Not to worry. You do have that $75,000 annual payment. Surely you’ll be able to recover in a room with a view.

But would you like it to be a hospital-style room with only a curtain for privacy? Would you want it to be noisy with loudspeakers and beeping medical equipment? Would you like your door to be always open for strangers to walk in to poke and prod?

In other words, would you want to go to a typical nursing home?
Seventy-five thousand dollars is the average yearly cost of living in a nursing home, whether you pay out of pocket, whether you have long-term-care insurance, or whether you’re on welfare and your stay is paid for by Medicaid. 

(In 2005, Medicaid paid an estimated $54 billion of the $122 billion national expenditure on nursing homes.)

Few elderly people or their families make a deliberate, considered decision to move to a nursing home. More often, institutionalization follows an accident or sudden illness. The broken hip is a typical trigger. First the patient goes to the hospital, and then to the nursing home for rehab. A nursing home works well for short-term recovery. But for long-term care, couldn’t we imagine a better way to spend that $75,000? 

What about simply staying home and paying for the needed medical services à la carte? That would be expensive. The average charge for a health aide is $19 per hour. So to keep someone with you around the clock for a year would cost at least $166,000, more than double your $75,000.

But three frail elderly people could share an apartment and a 24-hour aide and, by pooling the cost, have more than $58,000 left over among them for food, clothing, shelter, physical therapy and even fun and frolic. 

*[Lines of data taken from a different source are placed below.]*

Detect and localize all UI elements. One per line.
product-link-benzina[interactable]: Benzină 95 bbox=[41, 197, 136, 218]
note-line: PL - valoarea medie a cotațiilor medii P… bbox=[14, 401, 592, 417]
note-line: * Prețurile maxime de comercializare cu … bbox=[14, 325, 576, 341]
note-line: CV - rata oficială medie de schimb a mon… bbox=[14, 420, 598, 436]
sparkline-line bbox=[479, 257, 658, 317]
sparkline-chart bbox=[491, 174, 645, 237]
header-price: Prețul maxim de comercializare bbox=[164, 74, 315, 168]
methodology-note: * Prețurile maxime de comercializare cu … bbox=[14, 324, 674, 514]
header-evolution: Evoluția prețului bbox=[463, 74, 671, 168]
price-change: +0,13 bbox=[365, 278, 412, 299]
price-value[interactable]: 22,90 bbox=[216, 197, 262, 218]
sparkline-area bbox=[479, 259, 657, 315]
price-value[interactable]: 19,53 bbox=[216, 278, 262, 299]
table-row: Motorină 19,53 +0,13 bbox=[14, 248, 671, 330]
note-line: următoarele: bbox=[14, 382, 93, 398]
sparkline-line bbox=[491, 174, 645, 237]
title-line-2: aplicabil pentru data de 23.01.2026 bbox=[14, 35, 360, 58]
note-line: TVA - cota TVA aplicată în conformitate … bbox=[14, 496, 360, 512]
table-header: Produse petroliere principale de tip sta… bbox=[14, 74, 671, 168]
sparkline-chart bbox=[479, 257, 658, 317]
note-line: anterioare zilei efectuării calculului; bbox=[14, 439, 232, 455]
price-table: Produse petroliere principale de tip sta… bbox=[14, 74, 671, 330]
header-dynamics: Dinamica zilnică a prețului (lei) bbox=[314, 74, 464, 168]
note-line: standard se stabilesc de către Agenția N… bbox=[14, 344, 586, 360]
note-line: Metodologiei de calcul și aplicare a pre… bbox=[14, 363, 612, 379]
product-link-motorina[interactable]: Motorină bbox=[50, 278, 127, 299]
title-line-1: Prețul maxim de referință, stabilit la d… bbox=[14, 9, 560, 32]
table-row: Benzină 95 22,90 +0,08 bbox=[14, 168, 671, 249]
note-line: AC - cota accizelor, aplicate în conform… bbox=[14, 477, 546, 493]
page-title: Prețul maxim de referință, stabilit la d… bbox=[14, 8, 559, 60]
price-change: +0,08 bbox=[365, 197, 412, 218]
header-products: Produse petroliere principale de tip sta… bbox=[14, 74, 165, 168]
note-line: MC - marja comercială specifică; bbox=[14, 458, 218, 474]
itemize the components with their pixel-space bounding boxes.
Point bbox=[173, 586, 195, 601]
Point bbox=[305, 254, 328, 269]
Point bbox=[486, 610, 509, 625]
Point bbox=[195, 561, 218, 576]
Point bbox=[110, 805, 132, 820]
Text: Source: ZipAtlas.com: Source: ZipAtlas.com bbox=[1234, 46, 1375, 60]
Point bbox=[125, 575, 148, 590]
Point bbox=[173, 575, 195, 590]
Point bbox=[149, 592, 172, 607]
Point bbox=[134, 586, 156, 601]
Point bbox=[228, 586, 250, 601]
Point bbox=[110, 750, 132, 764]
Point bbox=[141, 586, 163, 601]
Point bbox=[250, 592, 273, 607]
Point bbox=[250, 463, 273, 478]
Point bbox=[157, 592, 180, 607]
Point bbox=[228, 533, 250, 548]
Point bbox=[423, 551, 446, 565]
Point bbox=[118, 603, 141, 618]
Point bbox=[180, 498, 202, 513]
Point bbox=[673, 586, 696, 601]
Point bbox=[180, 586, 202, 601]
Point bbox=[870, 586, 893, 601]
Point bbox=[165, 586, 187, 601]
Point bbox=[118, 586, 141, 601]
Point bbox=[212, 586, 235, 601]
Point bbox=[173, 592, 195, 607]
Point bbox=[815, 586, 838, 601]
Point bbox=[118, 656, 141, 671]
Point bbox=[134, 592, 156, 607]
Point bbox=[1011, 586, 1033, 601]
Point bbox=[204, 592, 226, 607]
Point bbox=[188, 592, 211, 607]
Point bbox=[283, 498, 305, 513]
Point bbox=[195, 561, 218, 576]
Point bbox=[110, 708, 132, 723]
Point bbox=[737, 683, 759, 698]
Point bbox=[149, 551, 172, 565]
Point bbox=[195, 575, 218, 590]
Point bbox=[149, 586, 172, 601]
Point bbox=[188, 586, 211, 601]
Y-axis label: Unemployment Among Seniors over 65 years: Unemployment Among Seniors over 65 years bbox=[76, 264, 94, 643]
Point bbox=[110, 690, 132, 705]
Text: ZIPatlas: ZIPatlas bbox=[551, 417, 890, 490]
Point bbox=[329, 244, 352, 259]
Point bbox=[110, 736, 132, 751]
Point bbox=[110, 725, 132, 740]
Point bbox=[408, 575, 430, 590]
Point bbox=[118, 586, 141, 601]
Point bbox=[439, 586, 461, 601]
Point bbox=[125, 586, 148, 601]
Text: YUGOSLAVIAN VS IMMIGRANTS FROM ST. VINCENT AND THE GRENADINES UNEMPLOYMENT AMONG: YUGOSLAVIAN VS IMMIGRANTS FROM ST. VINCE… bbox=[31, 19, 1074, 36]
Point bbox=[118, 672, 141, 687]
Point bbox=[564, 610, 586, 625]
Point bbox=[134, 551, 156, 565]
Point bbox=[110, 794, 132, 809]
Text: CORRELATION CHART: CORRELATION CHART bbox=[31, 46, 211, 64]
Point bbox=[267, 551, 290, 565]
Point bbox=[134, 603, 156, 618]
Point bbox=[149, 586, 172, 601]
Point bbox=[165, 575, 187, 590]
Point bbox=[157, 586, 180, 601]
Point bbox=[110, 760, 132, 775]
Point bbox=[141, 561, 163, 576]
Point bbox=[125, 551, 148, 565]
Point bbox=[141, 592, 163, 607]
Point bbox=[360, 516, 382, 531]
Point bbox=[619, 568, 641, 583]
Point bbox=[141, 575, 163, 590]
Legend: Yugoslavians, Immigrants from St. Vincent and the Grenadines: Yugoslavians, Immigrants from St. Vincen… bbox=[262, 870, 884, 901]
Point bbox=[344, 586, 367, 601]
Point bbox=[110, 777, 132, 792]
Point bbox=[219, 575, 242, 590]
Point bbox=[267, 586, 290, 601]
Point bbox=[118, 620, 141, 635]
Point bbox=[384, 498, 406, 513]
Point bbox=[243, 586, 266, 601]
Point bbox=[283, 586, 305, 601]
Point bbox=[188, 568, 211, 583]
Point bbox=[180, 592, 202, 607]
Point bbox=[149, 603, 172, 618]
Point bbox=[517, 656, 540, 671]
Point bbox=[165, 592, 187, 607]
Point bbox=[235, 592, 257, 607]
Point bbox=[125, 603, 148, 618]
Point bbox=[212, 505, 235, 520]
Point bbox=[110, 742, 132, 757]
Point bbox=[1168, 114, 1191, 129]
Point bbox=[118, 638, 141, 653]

In many cases, a nursing home offers services far beyond what a patient needs. Many people need only a little help — someone to dispense their medicines, prepare their meals and help them get in and out of bed. Others might need 24-hour care, but not a nursing home.

Assisted living — the halfway house between home-sweet-home and the nursing home — would fit the bill. But Medicaid won’t pay for assisted living. Medicaid will pay only for care in medical facilities, and assisted living doesn’t qualify, even though the average annual cost is significantly lower, about $35,000. 

The generally accepted gold standard for health care is to provide services in the least restrictive environment. Unnecessarily shuttling people into the most restrictive setting grossly violates this standard.

The idea of pooled resources and cooperative living arrangements is not new, nor does it originate in elder care. In 1963, George Fairweather, a psychologist, created “community lodges,” where psychiatric patients could live cooperatively outside hospitals. Groups of patients would pool their government benefits, buy or rent lodging and hire professionals to meet their special needs. Today, lodge programs modeled on this concept exist across the nation, enabling psychiatric patients to have control of their own lives.

Aging at home is an idea that has an intrinsic appeal to my iconoclastic baby-boom generation. We are faced with a public health system that resists innovation, but the sheer size of our generation may force the issue. Everyone is worrying about how the diminutive X, Y and Z generations will pay for all of us in our dotage. Financial shortfalls may divert money into more cost-effective, less restrictive, more consumer-controlled environments for the elderly who need help.

And that would be a stroke of good luck for all of us.